Araştırmacılar, Köpeklerde Diyet Taurini ve Kalp Hastalığını Anlamaya Yaklaşıyor
17 Eylül 2017 – 1987 yılında saygın dergi Science’ta dikkat çekici bir makale yayımlandı . Davis, Kaliforniya Üniversitesi Veterinerlik Fakültesi’ndeki veteriner hekimler, kedilerde bir tür kalp kası hastalığı olan dilate kardiyomiyopatinin (DCM) gelişmesinden bir amino asit olan taurin eksikliğinin sorumlu olduğunu bildirdi.
Veteriner topluluğu şaşkına döndü; Bunun yalnızca diyetteki bir besin maddesi ve kalp hastalığına ilişkin yeni bir rapor olması nedeniyle değil, aynı zamanda etkilenen kedilerin diyetine taurin eklendiğinde hastalığın tersine çevrilebildiği için. Bu çok mantıklı çünkü taurin ette bol miktarda bulunan bir amino asittir, dolayısıyla etoburlar (kediler gibi) hiçbir zaman kendi taurinlerini yapma yeteneğini geliştirmemişlerdir ve bunu diyetlerinden almak zorundadırlar.
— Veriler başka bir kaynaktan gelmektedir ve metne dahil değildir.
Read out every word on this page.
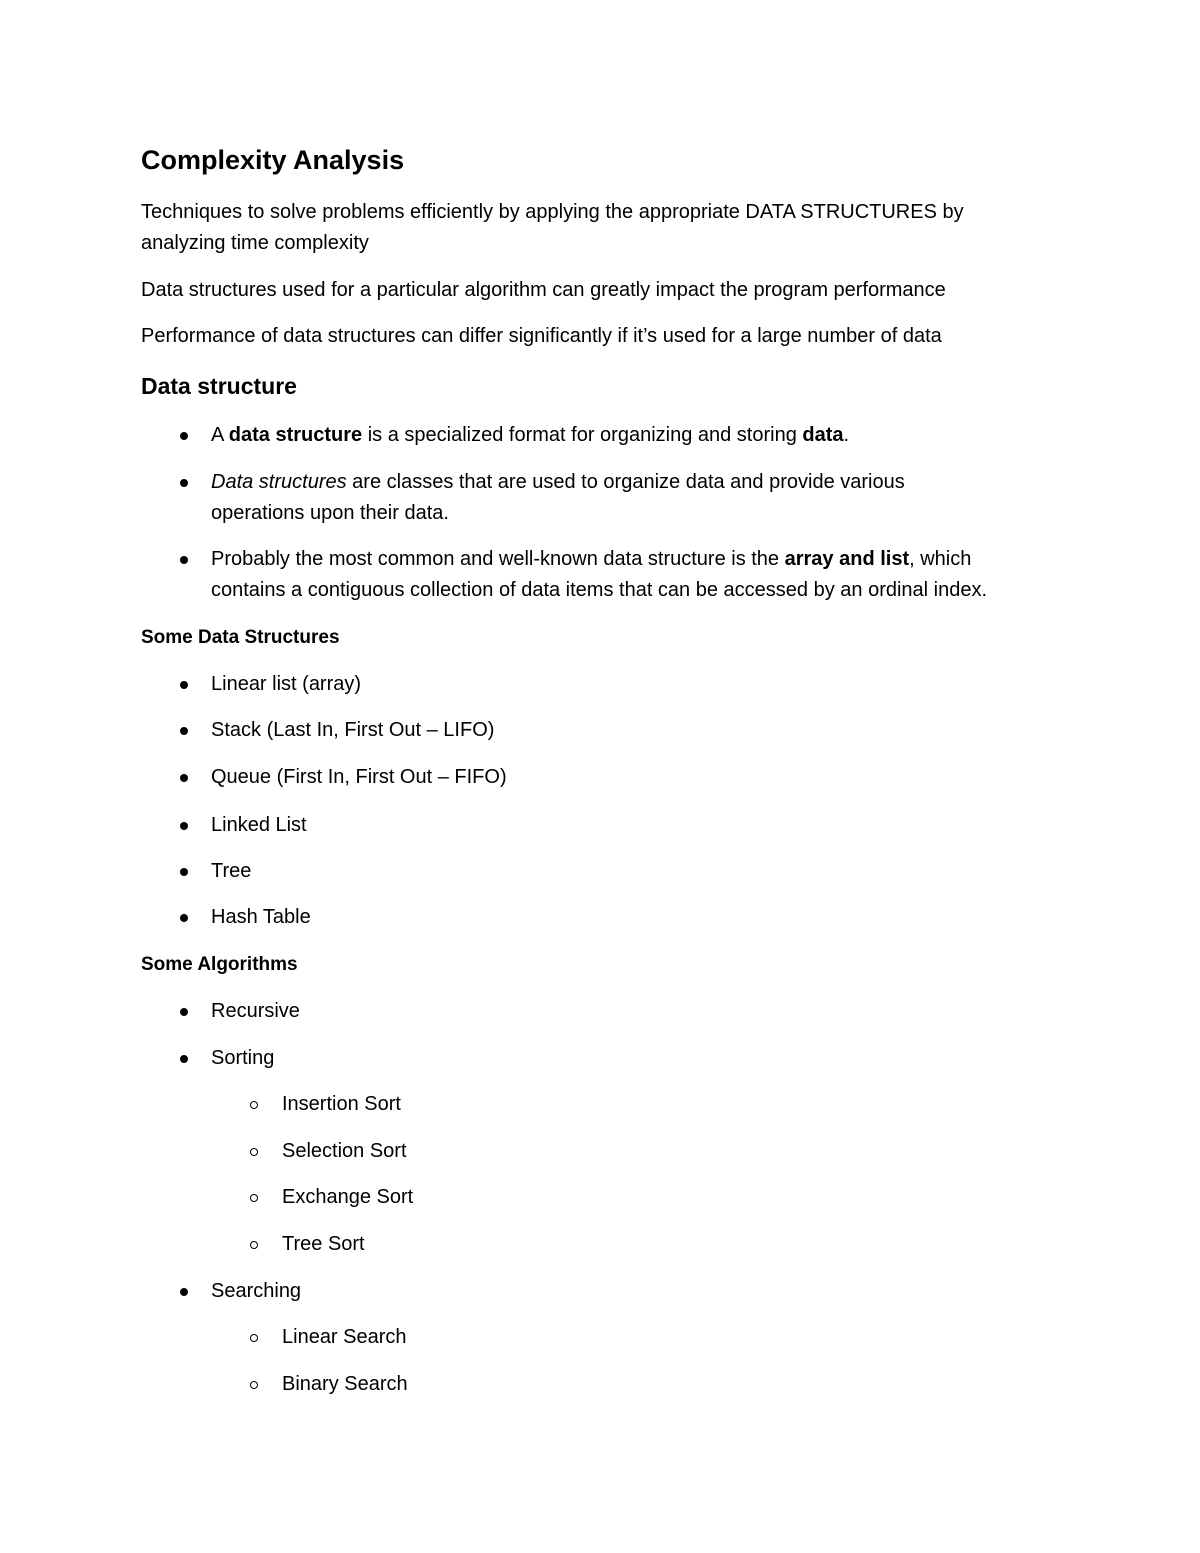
Complexity Analysis
Techniques to solve problems efficiently by applying the appropriate DATA STRUCTURES by
analyzing time complexity
Data structures used for a particular algorithm can greatly impact the program performance
Performance of data structures can differ significantly if it’s used for a large number of data
Data structure
A data structure is a specialized format for organizing and storing data.
Data structures are classes that are used to organize data and provide various
operations upon their data.
Probably the most common and well-known data structure is the array and list, which
contains a contiguous collection of data items that can be accessed by an ordinal index.
Some Data Structures
Linear list (array)
Stack (Last In, First Out – LIFO)
Queue (First In, First Out – FIFO)
Linked List
Tree
Hash Table
Some Algorithms
Recursive
Sorting
Insertion Sort
Selection Sort
Exchange Sort
Tree Sort
Searching
Linear Search
Binary Search
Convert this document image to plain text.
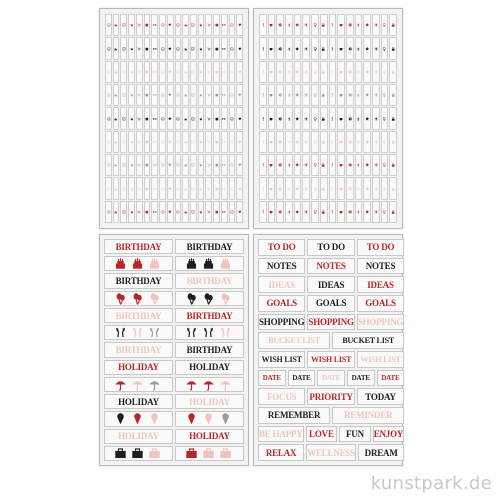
BIRTHDAY	BIRTHDAY
BIRTHDAY	BIRTHDAY
BIRTHDAY	BIRTHDAY
BIRTHDAY	BIRTHDAY
HOLIDAY	HOLIDAY
HOLIDAY	HOLIDAY
HOLIDAY	HOLIDAY
TO DO TO DO TO DO
NOTES NOTES NOTES
IDEAS	IDEAS	IDEAS
GOALS GOALS GOALS
SHOPPING SHOPPING SHOPPING
BUCKET LIST	BUCKET LIST
WISH LIST WISH LIST WISH LIST
DATE DATE DATE DATE DATE
FOCUS PRIORITY TODAY
REMEMBER	REMINDER
BE HAPPY LOVE FUN ENJOY
RELAX WELLNESS DREAM
kunstpark.de
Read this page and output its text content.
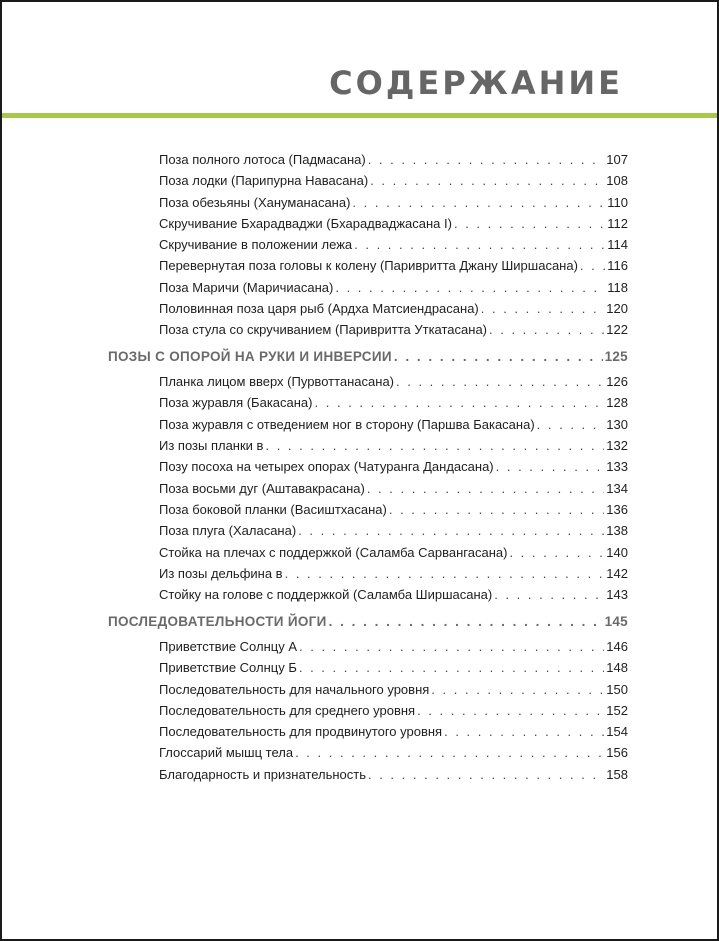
СОДЕРЖАНИЕ
Поза полного лотоса (Падмасана) . . .	107
Поза лодки (Парипурна Навасана) . . .	108
Поза обезьяны (Хануманасана) . . .	110
Скручивание Бхарадваджи (Бхарадваджасана I) . . .	112
Скручивание в положении лежа . . .	114
Перевернутая поза головы к колену (Паривритта Джану Ширшасана) . . . 116
Поза Маричи (Маричиасана) . . .	118
Половинная поза царя рыб (Ардха Матсиендрасана) . . .	120
Поза стула со скручиванием (Паривритта Уткатасана) . . .	122
ПОЗЫ С ОПОРОЙ НА РУКИ И ИНВЕРСИИ . . .	125
Планка лицом вверх (Пурвоттанасана) . . .	126
Поза журавля (Бакасана) . . .	128
Поза журавля с отведением ног в сторону (Паршва Бакасана) . . .	130
Из позы планки в . . .	132
Позу посоха на четырех опорах (Чатуранга Дандасана) . . .	133
Поза восьми дуг (Аштавакрасана) . . .	134
Поза боковой планки (Васиштхасана) . . .	136
Поза плуга (Халасана) . . .	138
Стойка на плечах с поддержкой (Саламба Сарвангасана) . . .	140
Из позы дельфина в . . .	142
Стойку на голове с поддержкой (Саламба Ширшасана) . . .	143
ПОСЛЕДОВАТЕЛЬНОСТИ ЙОГИ . . .	145
Приветствие Солнцу А . . .	146
Приветствие Солнцу Б . . .	148
Последовательность для начального уровня . . .	150
Последовательность для среднего уровня . . .	152
Последовательность для продвинутого уровня . . .	154
Глоссарий мышц тела . . .	156
Благодарность и признательность . . .	158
Kısa süre sonra ticari kedi diyetlerinde ayarlamalar yapıldı ve makalenin 30 yıl önce yayınlanmasından bu yana evcil kedilerde dilate kardiyomiyopati neredeyse tamamen ortadan kalktı.
Omnivorlar olarak köpeklerin hikayesi o kadar da zarif değil.
Science makalesinin yayınlanmasından kısa bir süre sonra, köpekler de dahil olmak üzere diğer türlerde beslenme ile DCM arasında benzer bir bağlantı arayan bir araştırma dalgası ortaya çıktı. Ancak veteriner kardiyologlar, köpeklerde DCM’nin düzenli bir çözüme sahip olamayacağını kısa sürede anladılar.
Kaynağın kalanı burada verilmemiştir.